362894 A Computational Approach to Predict Lyophilizaiton Performance and Monitor Process Robustness for Biologics

Thursday, November 20, 2014: 4:55 PM
202 (Hilton Atlanta)
Xiaodong Chen1, Vikram Sadineni1, Mita Maity1, Venkatramana Rao1 and Matthew Enterline2, (1)Drug Product Science & Technology, Bristol-Myers Squibb, New Brunswick, NJ, (2)Department of Chemical Engineering, University of Delaware, Newark, DE

Lyophilization of injectable pharmaceutical products is an approach commonly undertaken to formulate drugs that are chemically or physically unstable to be commercialized as ready to use solutions. Transferring the process parameters with appropriate design space from laboratory scale lyophilizer to the commercial scale without a loss in product quality and process robustness is one of the important aspects of commercializing a lyophilized product. This process is often accomplished by costly engineering runs or through an iterative process at the commercial scale. Here, we are highlighting an experimental process followed by a computational approach to predict commercial process parameters for the primary drying phase of lyophilization.

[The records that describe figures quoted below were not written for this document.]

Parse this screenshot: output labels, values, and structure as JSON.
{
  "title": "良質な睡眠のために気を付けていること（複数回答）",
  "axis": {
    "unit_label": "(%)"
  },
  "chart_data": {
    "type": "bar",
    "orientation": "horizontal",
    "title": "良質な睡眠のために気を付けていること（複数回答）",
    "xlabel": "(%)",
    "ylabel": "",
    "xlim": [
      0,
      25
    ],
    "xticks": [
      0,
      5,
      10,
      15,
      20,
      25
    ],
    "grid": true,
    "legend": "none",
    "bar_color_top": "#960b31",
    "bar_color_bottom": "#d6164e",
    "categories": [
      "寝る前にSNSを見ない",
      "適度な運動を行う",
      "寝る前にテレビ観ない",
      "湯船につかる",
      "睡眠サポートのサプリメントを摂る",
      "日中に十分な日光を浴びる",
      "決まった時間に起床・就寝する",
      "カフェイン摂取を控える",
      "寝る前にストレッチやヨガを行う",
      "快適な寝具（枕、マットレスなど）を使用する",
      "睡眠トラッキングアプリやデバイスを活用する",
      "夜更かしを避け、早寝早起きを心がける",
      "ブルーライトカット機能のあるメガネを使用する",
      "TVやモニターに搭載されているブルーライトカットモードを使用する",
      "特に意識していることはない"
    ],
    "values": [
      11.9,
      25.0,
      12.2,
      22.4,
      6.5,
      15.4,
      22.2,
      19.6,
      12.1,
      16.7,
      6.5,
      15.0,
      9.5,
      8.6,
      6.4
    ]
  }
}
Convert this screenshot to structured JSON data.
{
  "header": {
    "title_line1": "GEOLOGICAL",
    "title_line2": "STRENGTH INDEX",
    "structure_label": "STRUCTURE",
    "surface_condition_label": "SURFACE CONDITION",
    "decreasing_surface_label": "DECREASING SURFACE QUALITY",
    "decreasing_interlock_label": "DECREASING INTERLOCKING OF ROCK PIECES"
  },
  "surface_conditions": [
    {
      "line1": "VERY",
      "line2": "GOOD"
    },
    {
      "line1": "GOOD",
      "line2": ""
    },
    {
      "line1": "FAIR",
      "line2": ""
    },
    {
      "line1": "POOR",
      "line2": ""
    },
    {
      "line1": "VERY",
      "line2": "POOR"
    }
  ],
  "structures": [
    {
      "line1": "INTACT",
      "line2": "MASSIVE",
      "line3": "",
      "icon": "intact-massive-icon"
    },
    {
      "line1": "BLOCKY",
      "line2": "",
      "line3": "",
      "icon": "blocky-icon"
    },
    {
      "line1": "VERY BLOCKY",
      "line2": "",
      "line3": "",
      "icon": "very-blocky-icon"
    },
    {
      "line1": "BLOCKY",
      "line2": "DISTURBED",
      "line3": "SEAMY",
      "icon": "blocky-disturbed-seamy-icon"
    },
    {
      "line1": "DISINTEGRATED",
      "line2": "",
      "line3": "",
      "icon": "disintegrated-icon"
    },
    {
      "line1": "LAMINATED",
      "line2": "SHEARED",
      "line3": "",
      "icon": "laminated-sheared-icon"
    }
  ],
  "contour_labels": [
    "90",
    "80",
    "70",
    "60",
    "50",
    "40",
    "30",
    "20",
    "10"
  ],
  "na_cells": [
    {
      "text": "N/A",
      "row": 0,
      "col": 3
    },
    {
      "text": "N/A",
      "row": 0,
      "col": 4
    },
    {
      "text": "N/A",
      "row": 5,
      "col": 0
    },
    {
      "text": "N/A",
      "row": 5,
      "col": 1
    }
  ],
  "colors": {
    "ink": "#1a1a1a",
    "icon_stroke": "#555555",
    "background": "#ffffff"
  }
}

The objective of this research is to characterize the primary drying process using a combination of laboratory scale lyophilization experiments and finite element method (FEM) based computational modeling approach. Heat and mass transfer coefficients are determined either by the manometric temperature measurement (MTM) based measurement or gravimetric method based sublimation experiments. This data will be used as inputs for the FEM based software called PASSAGE ®, which computes primary drying duration for critical primary drying process parameters such as shelf temperature and chamber pressure. Since, the heat and mass transfer coefficients will vary at different lyophilization scales. These parameters are especially difficult to measure at commercial scale with the available tools and without significant usage of expensive drug substance. We present an alternative approach to use appropriate factors while scaling-up from laboratory scale to commercial scale. As a result, one can predict commercial scale primary drying duration based on these parameters. Additionally, the computational model is validated by comparing predicted product temperature and primary drying duration with experimental studies at lab-scale. Finally, three applications were presented to demonstrate the capability of the model, the first one is a scale-up model to predict primary drying duration at commercial scale, the second one is a computational model to identify a proven acceptable range for the critical primary drying process parameters and the last one is focused on predicting product temperature due to accidental drifts in process parameters during the primary drying stage of the process. The approach presented here provides a process for robust lyophilization scale-up and because of the simple and minimalistic nature of the approach, it will be less capital intensive. This study also facilitates the implementation of Quality by Design (QbD) concept to biologics manufacturing.